HALIFAX — Un retraité en Nouvelle-Écosse qui lutte pour recouvrer sa plaque d’immatriculation personnalisée après qu’elle eut été jugée inacceptable soutient que les gouvernements autorisent déjà plusieurs noms et phrases potentiellement offensants, et affirme que des plaignants anonymes ne devraient pas être en mesure de lui renier son nom sur sa plaque.

Les autorités néo-écossaises ont retiré la plaque d’immatriculation éponyme de l’homme, plaidant que le nom de famille de Lorne Grabher peut heurter les femmes. Le ministère des Transports faisait valoir que si les origines allemandes de M. Grabher sont connues des autorités, elles ne le sont pas du public.

La plaque — se lisant simplement «Grabher» — avait fait l’objet d’une plainte de la part d’une femme qui la jugeait misogyne.
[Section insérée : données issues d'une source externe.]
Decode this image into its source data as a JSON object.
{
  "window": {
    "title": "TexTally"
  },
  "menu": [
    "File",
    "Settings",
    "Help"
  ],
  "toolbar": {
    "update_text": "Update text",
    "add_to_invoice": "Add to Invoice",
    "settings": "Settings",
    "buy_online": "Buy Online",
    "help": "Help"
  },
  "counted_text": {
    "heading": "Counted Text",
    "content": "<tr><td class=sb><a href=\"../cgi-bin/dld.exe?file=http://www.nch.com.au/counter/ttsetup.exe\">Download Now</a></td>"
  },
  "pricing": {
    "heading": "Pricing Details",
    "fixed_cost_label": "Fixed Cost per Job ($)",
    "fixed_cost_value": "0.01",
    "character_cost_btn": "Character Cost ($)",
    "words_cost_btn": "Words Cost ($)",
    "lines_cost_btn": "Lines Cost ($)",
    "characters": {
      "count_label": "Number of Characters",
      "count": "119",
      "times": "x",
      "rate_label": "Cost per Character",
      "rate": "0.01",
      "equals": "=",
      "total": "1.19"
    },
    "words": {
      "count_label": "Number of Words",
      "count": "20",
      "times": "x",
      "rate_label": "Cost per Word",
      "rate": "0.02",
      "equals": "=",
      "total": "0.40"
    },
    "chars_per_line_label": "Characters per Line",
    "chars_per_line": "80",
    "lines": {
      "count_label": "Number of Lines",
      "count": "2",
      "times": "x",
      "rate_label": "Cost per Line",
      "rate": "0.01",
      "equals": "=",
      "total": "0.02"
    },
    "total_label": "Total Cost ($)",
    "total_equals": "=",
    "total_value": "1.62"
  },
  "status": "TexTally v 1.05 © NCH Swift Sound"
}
Dans une déclaration sous serment déposée ce mois-ci en appui à la contestation de la décision en vertu de la Constitution, M. Grabher cite notamment des slogans publicitaires de Halifax Water — qui offre des services de traitement des eaux — tels que «Powerful sh*t» et «Be proud of your Dingle» («Soyez fiers de votre « Dingle »»), ce dernier faisant référence à une tour au bord de l’eau. Il veut ainsi faire valoir le côté arbitraire de telles décisions.

Le combat de M. Grabher est soutenu par le Centre de justice pour les libertés constitutionnelles, établi en Alberta, qui argue que les termes employés dans les réglementations sur les plaques d’immatriculation sont si vagues qu’ils violent la liberté d’expression garantie dans la Charte des droits et libertés.

La cause de M. Grabher sera entendue en septembre 2018.